Steve Abbley

Personal information
- Full name: Stephen George Abbley
- Date of birth: 19 March 1957 (age 69)
- Place of birth: Liverpool, Lancashire, England
- Position: Right wing

Team information
- Current team: Circencester Town (Chairman)

Senior career*
- Years: Team / Apps / (Gls)
- 0000–1979: Parks / – / (–)
- 1979–1982: Swindon Town / 23 / (0)
- Cheltenham Town
- 1988-1990: Wycombe Wanderers / 63 / (1)
- Tonbridge
- Gloucester City
- Trowbridge Town
- Cirencester Town

= Steve Abbley =

English footballer

Steve Abbley (born 19 March 1957 in Liverpool) is a former footballer who spent the majority of his career in Non-League football. Abbley was a professional with Swindon Town. Currently, he is chairman of Cirencester Town.

Stephen George Abbley started his career with Non-League club Parks F.C. before joining Swindon Town as a 22-year-old in October 1979.

Abbley operated on the right side of Swindon's defence, but could also play on the left. However, Abbley struggled to break into the Swindon first team throughout his career in Wiltshire.

The Liverpudlian appeared in only five league fixtures during his first season at the club. His Town debut came as a late in the 2–0 loss at Blackburn Rovers in March 1980. His first win occurred in the 3–0 home win against Gillingham, Abbley was booked in a heated game which also saw future Manchester United captain Steve Bruce sent-off for two bookable offences.
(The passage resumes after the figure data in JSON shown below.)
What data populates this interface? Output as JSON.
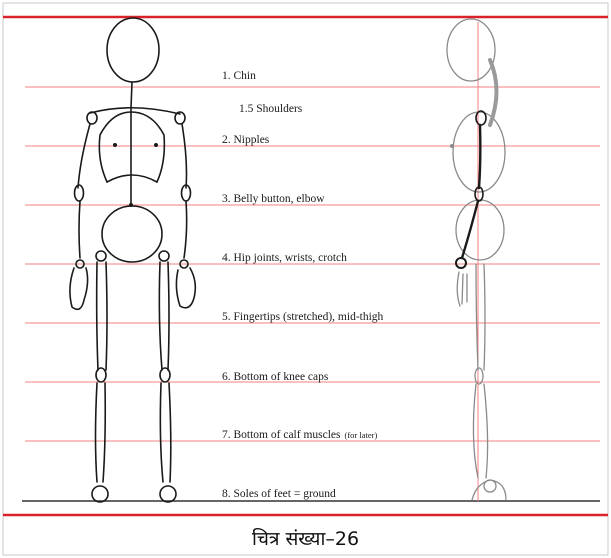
{
  "labels": [
    "1. Chin",
    "1.5 Shoulders",
    "2. Nipples",
    "3. Belly button, elbow",
    "4. Hip joints, wrists, crotch",
    "5. Fingertips (stretched), mid-thigh",
    "6. Bottom of knee caps",
    "7. Bottom of calf muscles",
    "8. Soles of feet = ground"
  ],
  "label7_note": "(for later)",
  "caption": "चित्र संख्या–26",
  "colors": {
    "border_red": "#d9232b",
    "guide_line": "#f08080",
    "figure_line": "#1a1a1a",
    "side_figure": "#8a8a8a"
  }
}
During Abbley's second season at Swindon he could only muster three appearances in the first team.

Steve Abbley's third and final season in professional football was his best for first team appearances, making 15 outings including the 5–0 loss at rivals Oxford United and made his final league appearance in the 2–0 defeat at Fulham. However, despite making more outings for the first team Swindon were relegated into the Fourth Division.

After his release from Swindon, Abbley dropped into Non-League football playing for future league teams Cheltenham Town and Wycombe Wanderers.

Since retiring, Abbley has become chairman of Southern Football League club Cirencester Town, helping them move into their Corinium Stadium in 2002.